File processing between DOS, Windows, and Linux/Unix

Source: Internet
Author: User
First, how to convert files: DOS/Windows and Linux/Unix files have different line breaks and carriage return formats. DOS/Windows-based text files have a CR (carriage return) at the end of each line) and LF (line feed), while UNIX text only has one line feed. 1. move the Dos/Windows files to Li...

 

First, how to convert files:

The format of line breaks for DOS/Windows and Linux/Unix files is different. DOS/Windows-based text files have a CR (line breaks) and LF (line breaks) at the end of each line ), UNIX text only has one line feed.

1. move the files in Dos/Windows to Linux/Unix.

Although many programs do not care about CR/LF text files in DOS/Windows format, there are several programs that care about it-the most famous is bash. as long as you press enter, it will cause problems. The following sed calls convert DOS/Windows text to a trusted UNIX format:

$ Sed-e's/. $ // 'mydos.txt> myunix.txt

The script works very easily: the replacement rule expression matches the last character of a row, and the character is exactly the carriage return. We can replace it with an empty character to completely delete it from the output. If you use this script and notice that the last character of each line in the output has been deleted, you specify a text file that is already in UNIX format. So there is no need to do that!
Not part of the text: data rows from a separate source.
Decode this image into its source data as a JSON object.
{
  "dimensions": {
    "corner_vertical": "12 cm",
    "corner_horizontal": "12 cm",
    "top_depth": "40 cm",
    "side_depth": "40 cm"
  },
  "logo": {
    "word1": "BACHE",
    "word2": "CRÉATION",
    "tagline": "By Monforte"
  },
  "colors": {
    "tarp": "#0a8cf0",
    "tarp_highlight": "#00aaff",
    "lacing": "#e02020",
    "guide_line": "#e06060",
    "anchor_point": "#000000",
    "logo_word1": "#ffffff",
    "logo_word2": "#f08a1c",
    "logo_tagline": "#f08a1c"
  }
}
2. move the Linux/UNIX text to the Windows system and use the following script to perform the required format conversion:

$ Sed-e's/$/\ r/'myunix.txt> mydos.txt

In this script, the '$' rule expression matches the end of the row, and '\ r' tells sed to insert a carriage return before it. Insert a carriage return before line feed. immediately, each line ends with CR/LF. Note that '\ r' is replaced with CR only when GNU sed 3.02.80 or later is used '.

 

Second, file encoding

1. view the file encoding.

You can use: set fileencoding in VI to view the encoding of the current file.

 

2. use the iconv command to encode and convert the file content

Usage: iconv [option...] [file...]

 

The following options are available:

 

Input/output format specifications:

-F, -- from-code = Name Original text encoding

-T, -- to-code = name output encoding

 

Example:

Iconv-f gb2312-t UTF-8 aaa.txt> bbb.txt

This command reads the aaa.txt file and converts it from gb2312 to utf-8, and the output is directed to the bbb.txt file.

 

3. file name encoding conversion

Convmv can convert the Chinese file name of GBK-encoded files in windows into UTF-8 encoding.

 

Convmv-f GBK-t UTF-8 *. mp3

However, this command does not convert directly. you can see the comparison before and after conversion. If you want to add the parameter -- notest to the direct conversion

 

Convmv-f GBK-t UTF-8 -- notest *. mp3

-F indicates the encoding before conversion, and-t indicates the encoding after conversion. -R indicates recursively converting all subdirectories in the current directory.

 

4. enca not only intelligently identifies file encoding, but also supports batch conversion.

1) view the current file encoding

Enca-L zh_CN ip.txt

Simplified Chinese National Standard; GB2312

Surrounded by/intermixed with non-text data

 

2) conversion

Command format:

$ Enca-L current language-x destination encoded file name

For example, convert all files in the current directory to UTF-8.

Enca-L zh_CN-x UTF-8 *

Enca-L zh_CN file Check file encoding

Enca-L zh_CN-x UTF-8 file to convert file encoding to "UTF-8" encoding

Enca-L zh_CN-x UTF-8 <file1> file2 can do this if you don't want to overwrite the original file.

 

Reference: http://www.2cto.com/ OS /201110/106727.html

Related Article

Contact Us

The content source of this page is from Internet, which doesn't represent Alibaba Cloud's opinion; products and services mentioned on that page don't have any relationship with Alibaba Cloud. If the content of the page makes you feel confusing, please write us an email, we will handle the problem within 5 days after receiving your email.

If you find any instances of plagiarism from the community, please send an email to: info-contact@alibabacloud.com and provide relevant evidence. A staff member will contact you within 5 working days.

A Free Trial That Lets You Build Big!

Start building with 50+ products and up to 12 months usage for Elastic Compute Service

  • Sales Support

    1 on 1 presale consultation

  • After-Sales Support

    24/7 Technical Support 6 Free Tickets per Quarter Faster Response

  • Alibaba Cloud offers highly flexible support services tailored to meet your exact needs.